Outlinely gets a (minor) update

View this topic | Back to topic list

Posted by satis
Jun 22, 2018 at 03:05 AM

 

Smithers wrote:

>
>I just don’t like having the editor and final product look
>different. 

I get it.

I love the customizability of Ulysses - I’ve spent far too much time tinkering with the look to be honest - and I don’t mind the incomplete WYSIWYG experience (I’ve spent decades in BBEdit before this), but there are enough niggles for me to be less than fully satisfied. One major disgruntlement: there are times when I want to attach a note to a paragraph but the notes implementation is for an entire sheet, so I end up filling my documents with non-printing inline comments that have uniquely coded ‘tags’ for easier search. It’s a messy-looking kludge, and I’d rather be able to have notes attachable to words, paragraphs or even attachments.
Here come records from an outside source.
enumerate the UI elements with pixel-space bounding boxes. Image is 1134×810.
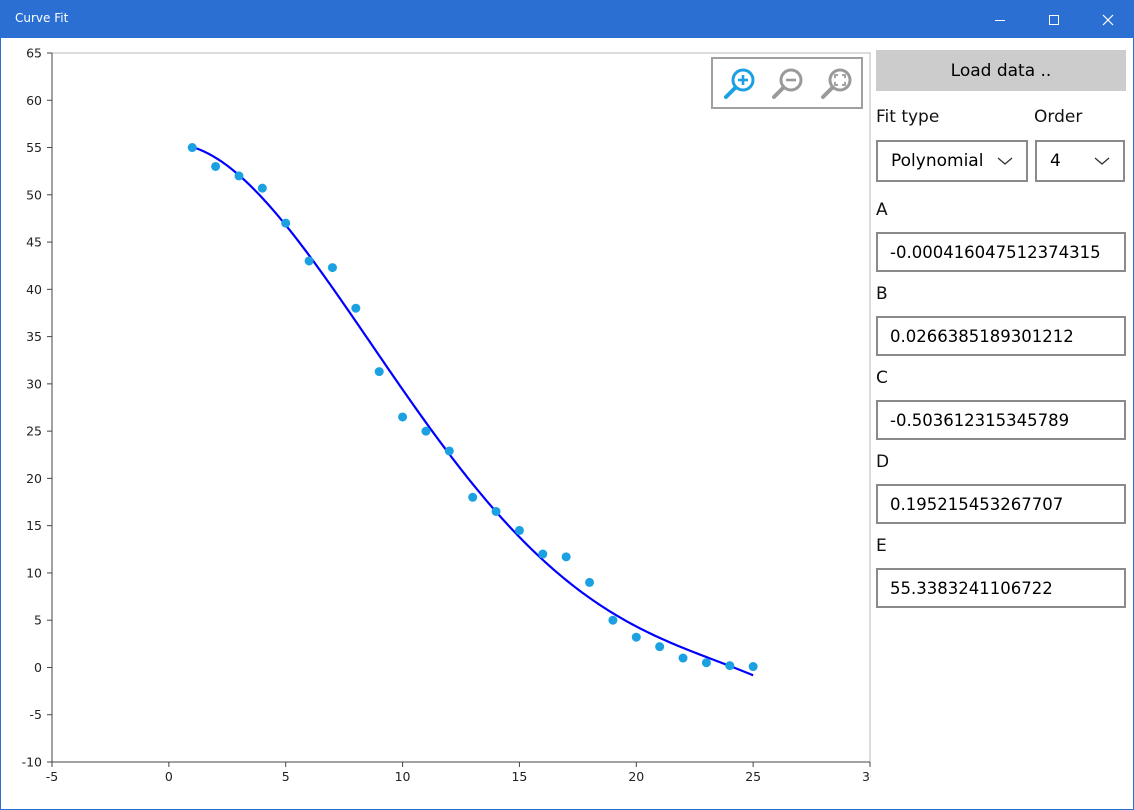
data-point xyxy=(398,412,408,422)
data-point xyxy=(304,256,314,266)
data-point xyxy=(351,303,361,313)
y-tick-label: 30 xyxy=(26,376,42,391)
data-point xyxy=(234,171,244,181)
fit-type-select[interactable]: Polynomial xyxy=(876,140,1028,182)
y-tick-label: 45 xyxy=(26,235,42,250)
zoom-out-icon[interactable] xyxy=(770,66,806,102)
y-tick-label: 15 xyxy=(26,518,42,533)
param-e-field[interactable]: 55.3383241106722 xyxy=(876,568,1126,608)
data-point xyxy=(491,506,501,516)
y-tick-label: -5 xyxy=(30,707,42,722)
y-tick-label: 20 xyxy=(26,471,42,486)
y-tick-label: -10 xyxy=(22,755,42,770)
y-tick-label: 5 xyxy=(34,613,42,628)
close-button[interactable] xyxy=(1083,1,1133,38)
data-point xyxy=(421,426,431,436)
y-tick-label: 25 xyxy=(26,424,42,439)
data-point xyxy=(678,653,688,663)
param-b-field[interactable]: 0.0266385189301212 xyxy=(876,316,1126,356)
data-point xyxy=(608,615,618,625)
x-tick-label: 10 xyxy=(395,769,411,784)
x-tick-label: 15 xyxy=(511,769,527,784)
param-c-field[interactable]: -0.503612315345789 xyxy=(876,400,1126,440)
window-title: Curve Fit xyxy=(15,11,69,25)
data-point xyxy=(257,183,267,193)
maximize-icon xyxy=(1049,14,1059,25)
chevron-down-icon xyxy=(992,156,1026,166)
y-tick-label: 50 xyxy=(26,187,42,202)
y-tick-label: 55 xyxy=(26,140,42,155)
data-point xyxy=(468,492,478,502)
y-tick-label: 40 xyxy=(26,282,42,297)
data-point xyxy=(374,367,384,377)
title-bar[interactable]: Curve Fit xyxy=(1,1,1133,38)
order-label: Order xyxy=(1034,107,1083,127)
y-tick-label: 60 xyxy=(26,93,42,108)
x-tick-label: 25 xyxy=(745,769,761,784)
x-tick-label: 20 xyxy=(628,769,644,784)
order-value: 4 xyxy=(1050,151,1061,171)
y-tick-label: 0 xyxy=(34,660,42,675)
y-tick-label: 35 xyxy=(26,329,42,344)
close-icon xyxy=(1102,14,1114,25)
param-d-label: D xyxy=(876,452,890,472)
zoom-in-icon[interactable] xyxy=(722,66,758,102)
chevron-down-icon xyxy=(1089,156,1123,166)
data-point xyxy=(725,661,735,671)
load-data-button[interactable]: Load data .. xyxy=(876,50,1126,91)
minimize-button[interactable] xyxy=(975,1,1025,38)
data-point xyxy=(561,552,571,562)
y-tick-label: 65 xyxy=(26,46,42,61)
zoom-toolbar xyxy=(711,57,863,109)
data-point xyxy=(538,549,548,559)
x-tick-label: 30 xyxy=(862,769,871,784)
data-point xyxy=(655,642,665,652)
data-point xyxy=(514,525,524,535)
data-point xyxy=(211,161,221,171)
scatter-chart[interactable]: -10 -5 0 5 10 15 20 25 30 35 40 45 50 55 60 65 -5 0 5 10 15 2… xyxy=(1,38,871,808)
x-tick-label: -5 xyxy=(46,769,58,784)
data-point xyxy=(585,577,595,587)
data-point xyxy=(701,658,711,668)
x-tick-label: 0 xyxy=(165,769,173,784)
maximize-button[interactable] xyxy=(1029,1,1079,38)
param-b-label: B xyxy=(876,284,888,304)
data-point xyxy=(748,662,758,672)
y-tick-label: 10 xyxy=(26,565,42,580)
fit-type-label: Fit type xyxy=(876,107,940,127)
param-e-label: E xyxy=(876,536,887,556)
x-tick-label: 5 xyxy=(282,769,290,784)
param-a-field[interactable]: -0.000416047512374315 xyxy=(876,232,1126,272)
param-d-field[interactable]: 0.195215453267707 xyxy=(876,484,1126,524)
order-select[interactable]: 4 xyxy=(1035,140,1125,182)
plot-frame xyxy=(51,52,871,763)
param-a-label: A xyxy=(876,200,888,220)
data-point xyxy=(444,446,454,456)
fit-curve xyxy=(191,145,754,677)
data-point xyxy=(631,632,641,642)
data-point xyxy=(281,218,291,228)
minimize-icon xyxy=(995,19,1005,21)
fit-type-value: Polynomial xyxy=(891,151,984,171)
chart-area[interactable]: -10 -5 0 5 10 15 20 25 30 35 40 45 50 55 60 65 -5 0 5 10 15 2… xyxy=(1,38,871,808)
zoom-reset-icon[interactable] xyxy=(819,66,855,102)
param-c-label: C xyxy=(876,368,888,388)
data-point xyxy=(327,263,337,273)
data-point xyxy=(187,143,197,153)
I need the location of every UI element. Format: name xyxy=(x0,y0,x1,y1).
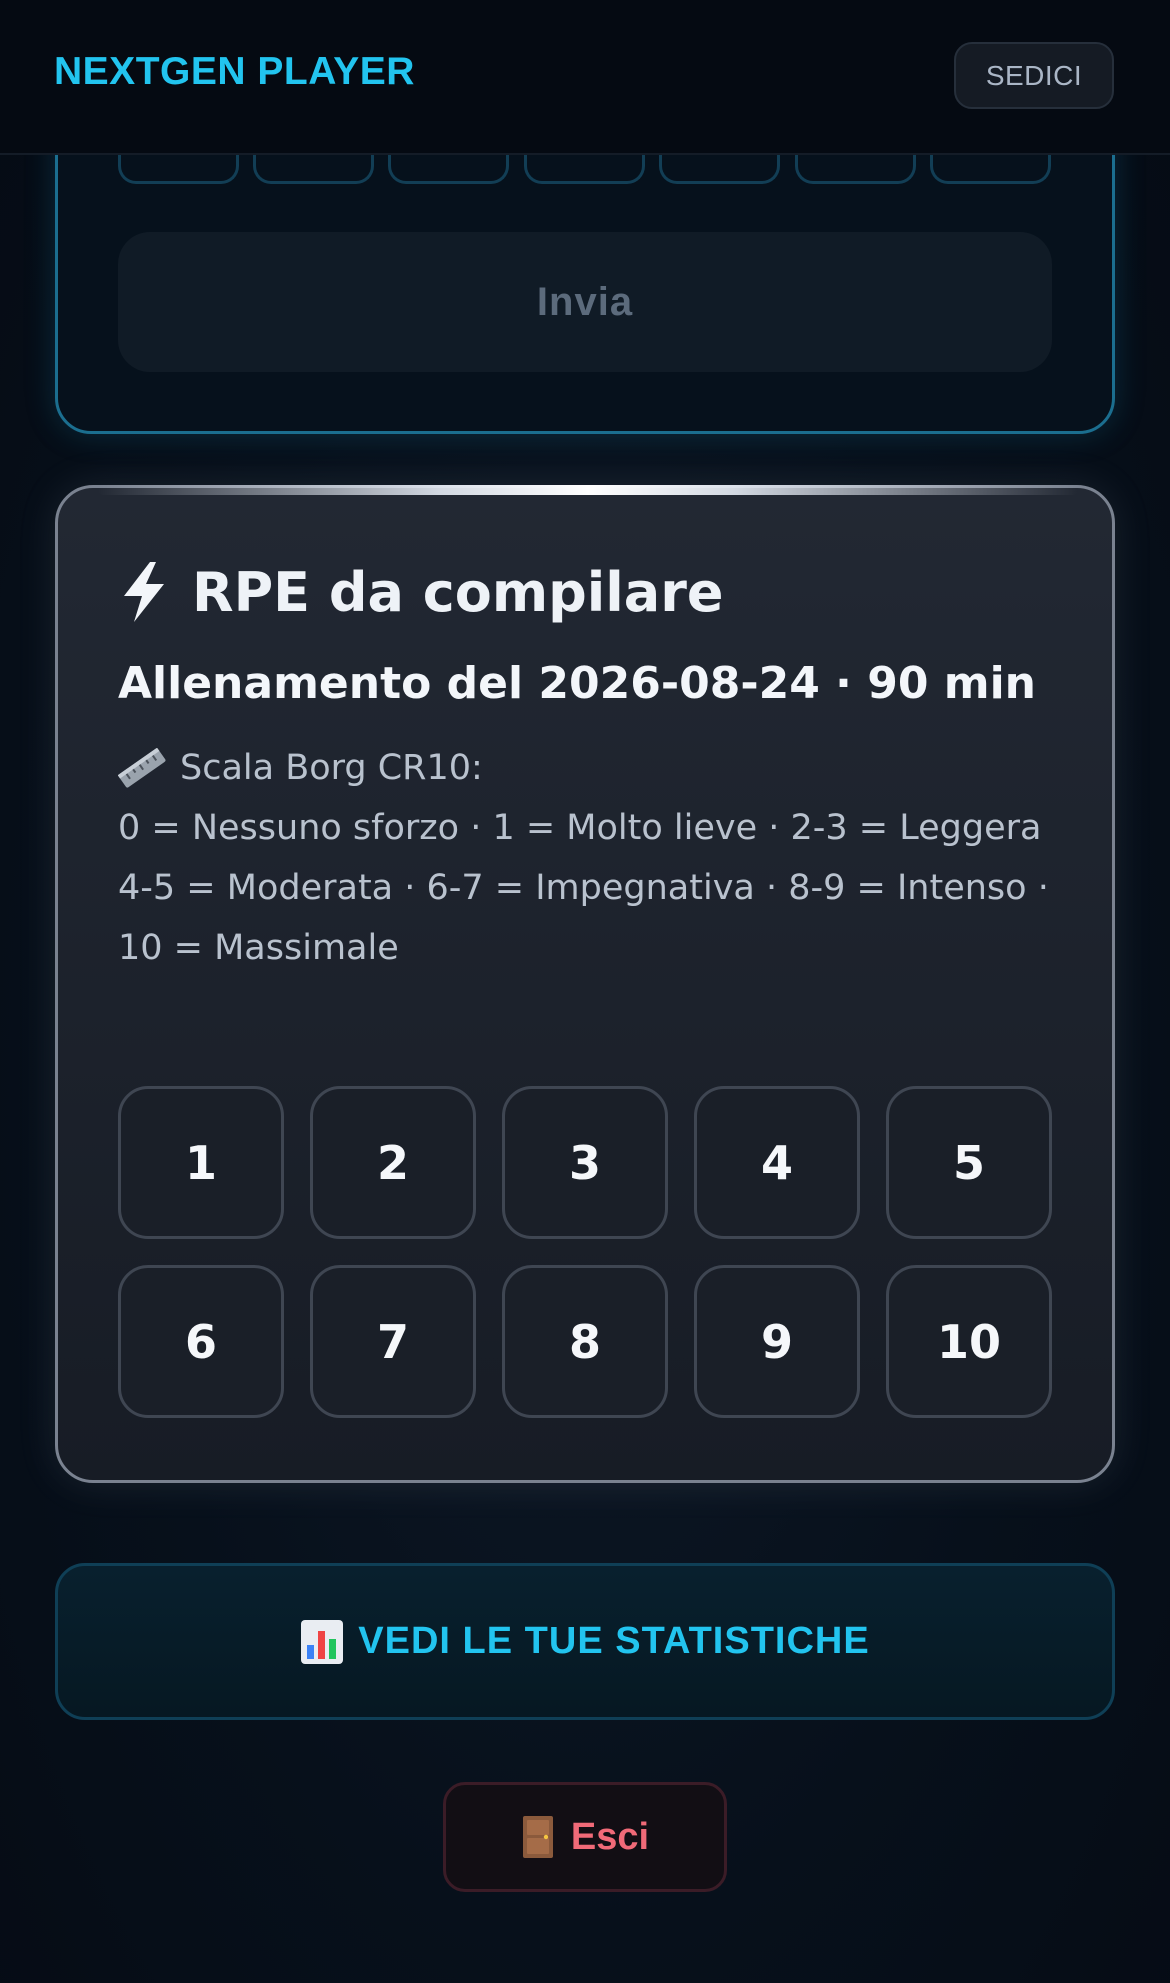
scale-title: Scala Borg CR10: xyxy=(180,748,483,788)
borg-scale-legend: Scala Borg CR10: 0 = Nessuno sforzo · 1 … xyxy=(118,738,1068,978)
rpe-option-10[interactable]: 10 xyxy=(886,1265,1052,1418)
rpe-option-9[interactable]: 9 xyxy=(694,1265,860,1418)
card-top-highlight xyxy=(98,485,1078,495)
rpe-card-title: RPE da compilare xyxy=(118,560,723,624)
app-brand: NEXTGEN PLAYER xyxy=(54,50,415,93)
top-app-bar: NEXTGEN PLAYER SEDICI xyxy=(0,0,1170,155)
rpe-option-3[interactable]: 3 xyxy=(502,1086,668,1239)
door-icon xyxy=(522,1816,553,1858)
view-stats-button[interactable]: VEDI LE TUE STATISTICHE xyxy=(55,1563,1115,1720)
rpe-option-6[interactable]: 6 xyxy=(118,1265,284,1418)
lightning-bolt-icon xyxy=(124,562,164,622)
rpe-option-2[interactable]: 2 xyxy=(310,1086,476,1239)
team-button[interactable]: SEDICI xyxy=(954,42,1114,109)
view-stats-label: VEDI LE TUE STATISTICHE xyxy=(358,1620,870,1662)
ruler-icon xyxy=(118,748,166,788)
scale-line-1: 0 = Nessuno sforzo · 1 = Molto lieve · 2… xyxy=(118,808,1042,848)
rpe-options-grid: 1 2 3 4 5 6 7 8 9 10 xyxy=(118,1086,1052,1418)
exit-label: Esci xyxy=(570,1815,650,1858)
rpe-option-5[interactable]: 5 xyxy=(886,1086,1052,1239)
session-info: Allenamento del 2026-08-24 · 90 min xyxy=(118,658,1037,709)
rpe-option-7[interactable]: 7 xyxy=(310,1265,476,1418)
rpe-title-text: RPE da compilare xyxy=(192,560,724,624)
rpe-option-8[interactable]: 8 xyxy=(502,1265,668,1418)
scale-line-2: 4-5 = Moderata · 6-7 = Impegnativa · 8-9… xyxy=(118,868,1049,968)
rpe-option-4[interactable]: 4 xyxy=(694,1086,860,1239)
exit-button[interactable]: Esci xyxy=(443,1782,727,1892)
submit-button[interactable]: Invia xyxy=(118,232,1052,372)
bar-chart-icon xyxy=(301,1619,344,1664)
rpe-option-1[interactable]: 1 xyxy=(118,1086,284,1239)
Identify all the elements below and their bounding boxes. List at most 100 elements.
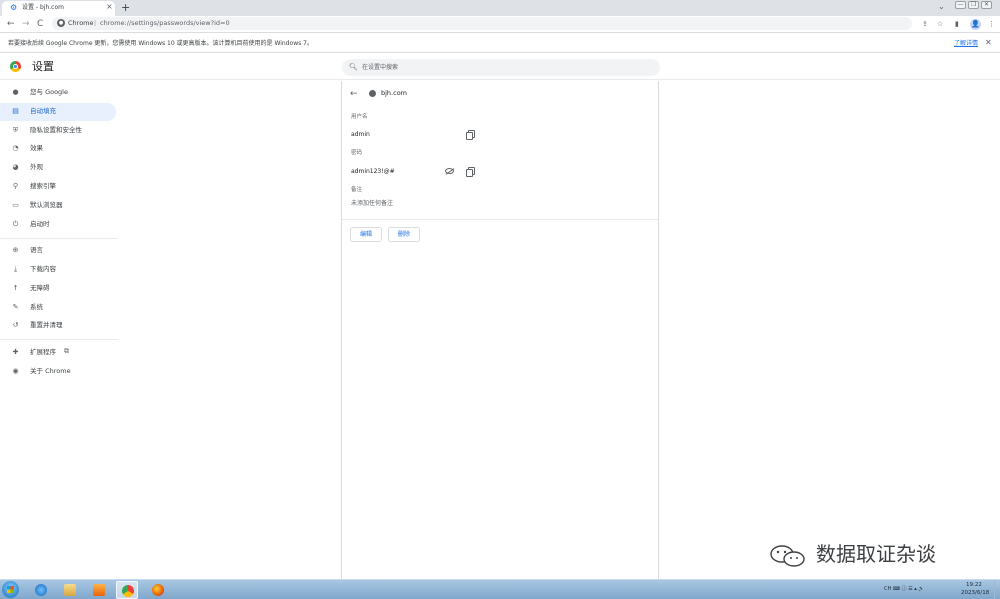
username-label: 用户名 [351,114,368,120]
sidebar-divider [0,238,118,239]
power-icon: ⏻ [12,220,19,228]
sidebar-item-label: 外观 [30,163,43,171]
side-panel-icon[interactable]: ▮ [955,20,959,29]
sidebar-item-label: 扩展程序 [30,348,56,356]
settings-search-box[interactable]: 🔍︎ [342,59,660,76]
media-player-icon[interactable] [88,581,110,599]
forward-button[interactable]: → [22,18,30,30]
infobar-message: 若要接收后续 Google Chrome 更新，您需使用 Windows 10 … [8,40,313,47]
infobar-close-button[interactable]: ✕ [985,38,992,48]
profile-icon[interactable]: 👤 [970,19,981,30]
browser-icon: ▭ [12,201,19,209]
search-icon: 🔍︎ [349,63,358,71]
wrench-icon: ✎ [12,303,19,311]
sidebar-item-search-engine[interactable]: ⚲ 搜索引擎 [0,178,116,196]
url-separator: | [94,19,97,27]
system-tray[interactable]: CH ⌨ ⓘ ☰ ▴ 🔈 [884,585,925,593]
sidebar-item-privacy[interactable]: ⛨ 隐私设置和安全性 [0,122,116,140]
url-text[interactable]: chrome://settings/passwords/view?id=0 [100,19,230,28]
username-value: admin [351,131,370,138]
accessibility-icon: ☨ [13,284,18,292]
new-tab-button[interactable]: + [121,1,130,14]
palette-icon: ◕ [12,163,19,171]
note-label: 备注 [351,187,363,193]
sidebar-item-label: 重置并清理 [30,321,63,329]
site-globe-icon [369,90,376,97]
back-arrow-icon[interactable]: ← [350,89,358,99]
sidebar-item-you-and-google[interactable]: ● 您与 Google [0,84,116,102]
wechat-icon [770,545,805,567]
copy-username-icon[interactable] [466,130,475,140]
settings-sidebar: ● 您与 Google ▤ 自动填充 ⛨ 隐私设置和安全性 ◔ 效果 ◕ 外观 … [0,81,120,576]
reload-button[interactable]: C [37,18,43,30]
globe-icon: ⊕ [12,246,19,254]
sidebar-item-appearance[interactable]: ◕ 外观 [0,159,116,177]
speedometer-icon: ◔ [12,144,19,152]
sidebar-item-about-chrome[interactable]: ◉ 关于 Chrome [0,363,116,381]
sidebar-item-label: 语言 [30,246,43,254]
sidebar-item-accessibility[interactable]: ☨ 无障碍 [0,280,116,298]
hide-password-icon[interactable] [445,168,454,174]
start-button[interactable] [2,581,19,598]
clock-date[interactable]: 2023/6/18 [961,589,989,597]
update-infobar: 若要接收后续 Google Chrome 更新，您需使用 Windows 10 … [0,34,1000,53]
restore-button[interactable]: ❐ [968,1,979,9]
tab-search-button[interactable]: ⌄ [938,2,945,11]
learn-more-link[interactable]: 了解详情 [954,39,978,48]
sidebar-item-label: 您与 Google [30,88,68,96]
ie-icon[interactable] [30,581,52,599]
sidebar-item-system[interactable]: ✎ 系统 [0,299,116,317]
sidebar-item-label: 下载内容 [30,265,56,273]
sidebar-item-performance[interactable]: ◔ 效果 [0,140,116,158]
history-icon: ↺ [12,321,19,329]
page-title: 设置 [32,60,54,73]
shield-icon: ⛨ [12,126,19,134]
chrome-icon: ◉ [12,367,19,375]
address-bar[interactable]: ● Chrome | chrome://settings/passwords/v… [52,17,912,30]
sidebar-item-default-browser[interactable]: ▭ 默认浏览器 [0,197,116,215]
search-icon: ⚲ [12,182,19,190]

And the whole Styles export is terrible (and I’m glad I don’t need to use it), with no obvious info on what a style offers (eg font/size/formatting) other than trying it (and remembering later), no way to customize it, and no easy way to create your own styles. Unfortunately, it’s hard to know what’s being prioritized in terms of features and fixes (I love that Dynalist has a Trello board showing you and letting you vote).

So, I’m mostly satisfied but still not really settled in with the app. If I needed to I could switch to another app I own, be it IA Writer, BBEdit, or Nisus Writer Pro, or even Pages. But Ulysses gets so much right that I don’t mind, for now at least, living inside it for most of my writing.

I feel that unsatisfied with every single writing app I use, each for different reasons. I use Day One multiple times a day, on both Mac and iOS, but I hate not being able to use my own fonts (and tint my background), and hate that nice iOS features like ‘On This Day’ aren’t in the Mac app, and the primitive, insufficient search is irritating. I enjoy IA Writer considerably, but not the restricted font/size/background choices or the inability to move folders in the Document Library. Scrivener is powerful and flexible but incredibly opaque and labyrinthine (just look at the books and sites and video training courses for it) and it’s the type of app I tend to come to hate because if you get away from it for a few weeks you come back and have to relearn odd, specific procedures and tricks. (One reason I don’t use a text expander.)